There is a clear structural solution – and one that would support several Sustainable Development Goals (SDGs). Laws and workplace policies must place responsibility on employers to enable breastfeeding, rather than leaving mothers to justify their children’s biological needs. To genuinely promote and protect breastfeeding, we need to move away from models that normalize separation and instead support proximity between mothers and children. 

If children are to realize their right to the best possible health, workplaces, governments, and societies must use their resources to help mothers combine paid work with responsive care. This means focusing on three core areas:

1.    Redesign work to keep mothers and babies close

Workplaces must shift from assuming separation to enabling proximity wherever possible. This includes flexible and remote work, job-sharing, adjusted schedules, and, where needed, on-site or near-site childcare to support responsive feeding.

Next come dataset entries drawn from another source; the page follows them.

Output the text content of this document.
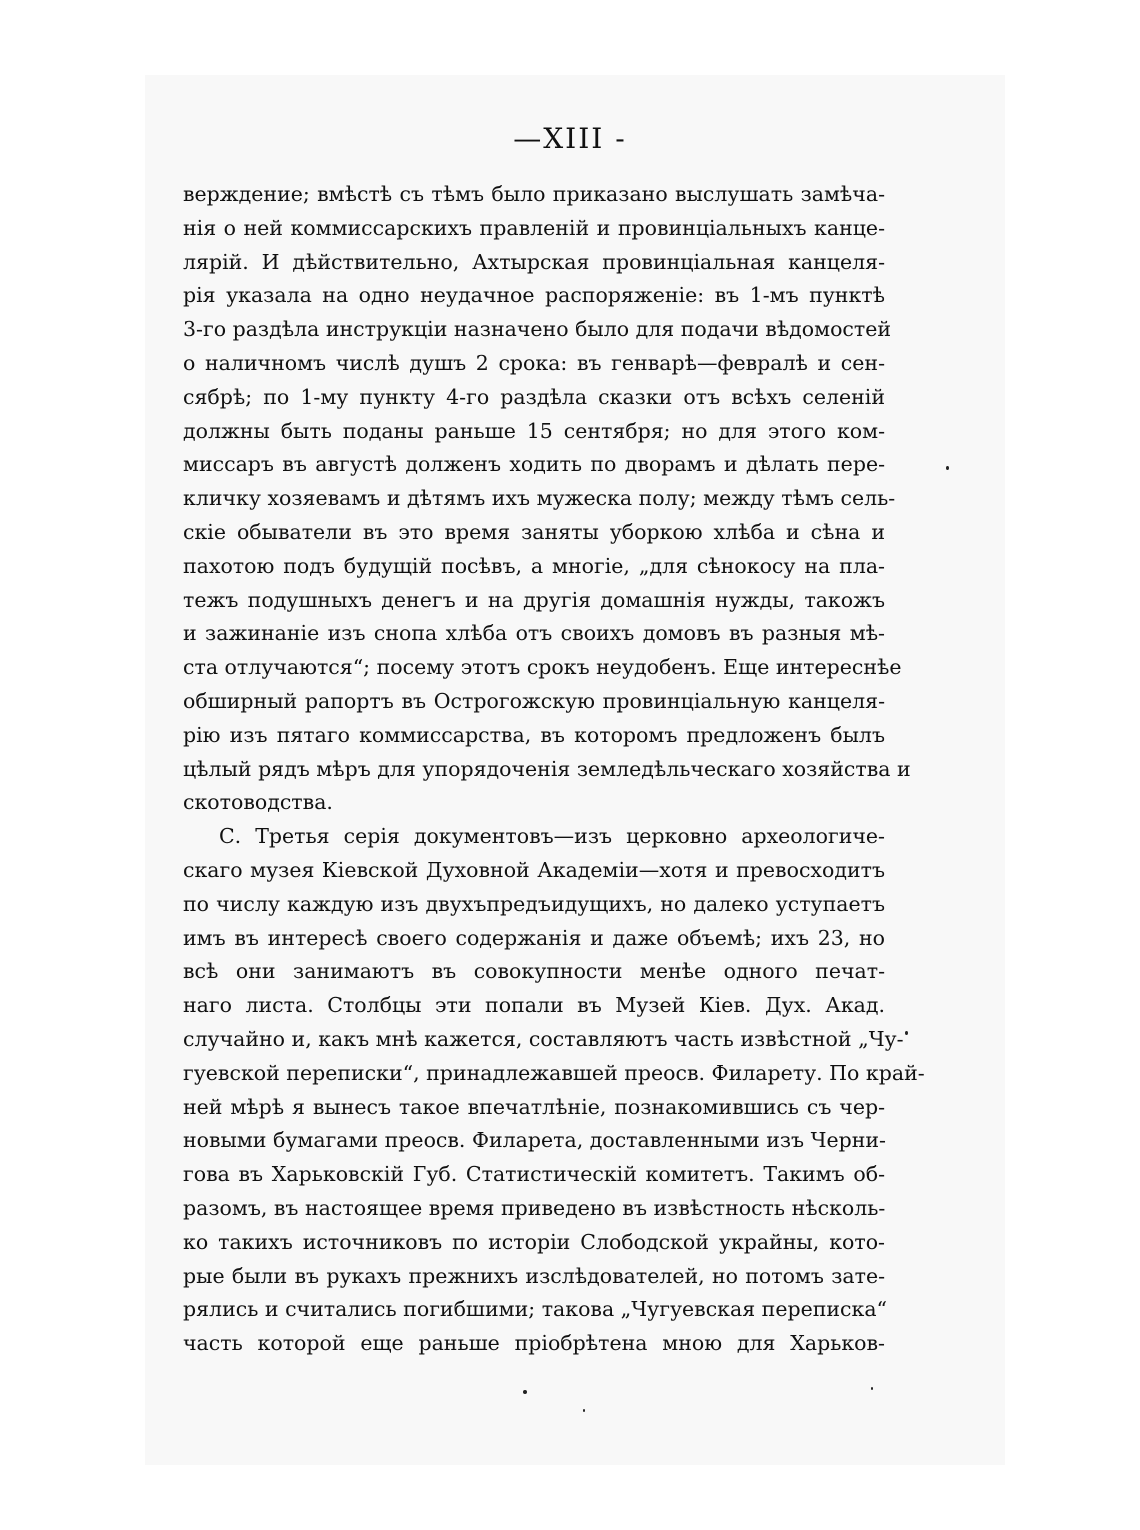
—XIII -
верждение; вмѣстѣ съ тѣмъ было приказано выслушать замѣча-
нія о ней коммиссарскихъ правленій и провинціальныхъ канце-
лярій. И дѣйствительно, Ахтырская провинціальная канцеля-
рія указала на одно неудачное распоряженіе: въ 1-мъ пунктѣ
3-го раздѣла инструкціи назначено было для подачи вѣдомостей
о наличномъ числѣ душъ 2 срока: въ генварѣ—февралѣ и сен-
сябрѣ; по 1-му пункту 4-го раздѣла сказки отъ всѣхъ селеній
должны быть поданы раньше 15 сентября; но для этого ком-
миссаръ въ августѣ долженъ ходить по дворамъ и дѣлать пере-
кличку хозяевамъ и дѣтямъ ихъ мужеска полу; между тѣмъ сель-
скіе обыватели въ это время заняты уборкою хлѣба и сѣна и
пахотою подъ будущій посѣвъ, а многіе, „для сѣнокосу на пла-
тежъ подушныхъ денегъ и на другія домашнія нужды, такожъ
и зажинаніе изъ снопа хлѣба отъ своихъ домовъ въ разныя мѣ-
ста отлучаются“; посему этотъ срокъ неудобенъ. Еще интереснѣе
обширный рапортъ въ Острогожскую провинціальную канцеля-
рію изъ пятаго коммиссарства, въ которомъ предложенъ былъ
цѣлый рядъ мѣръ для упорядоченія земледѣльческаго хозяйства и
скотоводства.
С. Третья серія документовъ—изъ церковно археологиче-
скаго музея Кіевской Духовной Академіи—хотя и превосходитъ
по числу каждую изъ двухъпредъидущихъ, но далеко уступаетъ
имъ въ интересѣ своего содержанія и даже объемѣ; ихъ 23, но
всѣ они занимаютъ въ совокупности менѣе одного печат-
наго листа. Столбцы эти попали въ Музей Кіев. Дух. Акад.
случайно и, какъ мнѣ кажется, составляютъ часть извѣстной „Чу-
гуевской переписки“, принадлежавшей преосв. Филарету. По край-
ней мѣрѣ я вынесъ такое впечатлѣніе, познакомившись съ чер-
новыми бумагами преосв. Филарета, доставленными изъ Черни-
гова въ Харьковскій Губ. Статистическій комитетъ. Такимъ об-
разомъ, въ настоящее время приведено въ извѣстность нѣсколь-
ко такихъ источниковъ по исторіи Слободской украйны, кото-
рые были въ рукахъ прежнихъ изслѣдователей, но потомъ зате-
рялись и считались погибшими; такова „Чугуевская переписка“
часть которой еще раньше пріобрѣтена мною для Харьков-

This would support SDG 5 on gender equality, SDG 8 on decent work and economic growth, and SDG 3 on good health and well-being.

2.    Make workplace support a legal duty

Governments should go beyond non-discrimination and introduce clear legal obligations on employers to support continued breastfeeding. This includes:

  • the right to flexible and remote work for mothers during early childhood
  • requirements to enable breastfeeding (not just expressing)
  • protection from unnecessary separation

Investing in breastfeeding support is not a cost—it is a high‑return economic intervention. It reduces employer costs through improved retention and productivity, while globally, inadequate breastfeeding is already driving over US$340 billion in avoidable healthcare costs and lost economic output each year.

For policymakers, the choice is stark: in the context of ageing populations and declining birth rates, investing in early childhood and maternal support is not optional—it is a foundational strategy to sustain health systems, protect human capital, and secure long‑term economic resilience.

This would support SDG 3 and SDG 10 on reduced inequalities.

3.    Treat breastfeeding as a systems issue

Health systems, employers, and policymakers must stop placing responsibility on mothers alone. Healthcare professionals and global actors, including the UN, WHO, and UNICEF, should explicitly advocate for structural change, including workplace reform and social protection.

This would support SDG 2 on zero hunger, SDG 3, and SDG 5.

A system that works for mothers and children

If we want to improve breastfeeding rates globally, we must stop asking mothers to adapt to systems that were never designed for them – and start reshaping those systems around the needs of mothers and children.

At the end of the day, my colleague collected her sleeping baby from the school cook, tucked him into her sari, and walked home – having spent the day both teaching and nurturing.

That should not feel exceptional.

It should feel possible.

Because every mother should be able to work without being forced into an unnecessary choice – and every child deserves to grow in the closeness they need to thrive.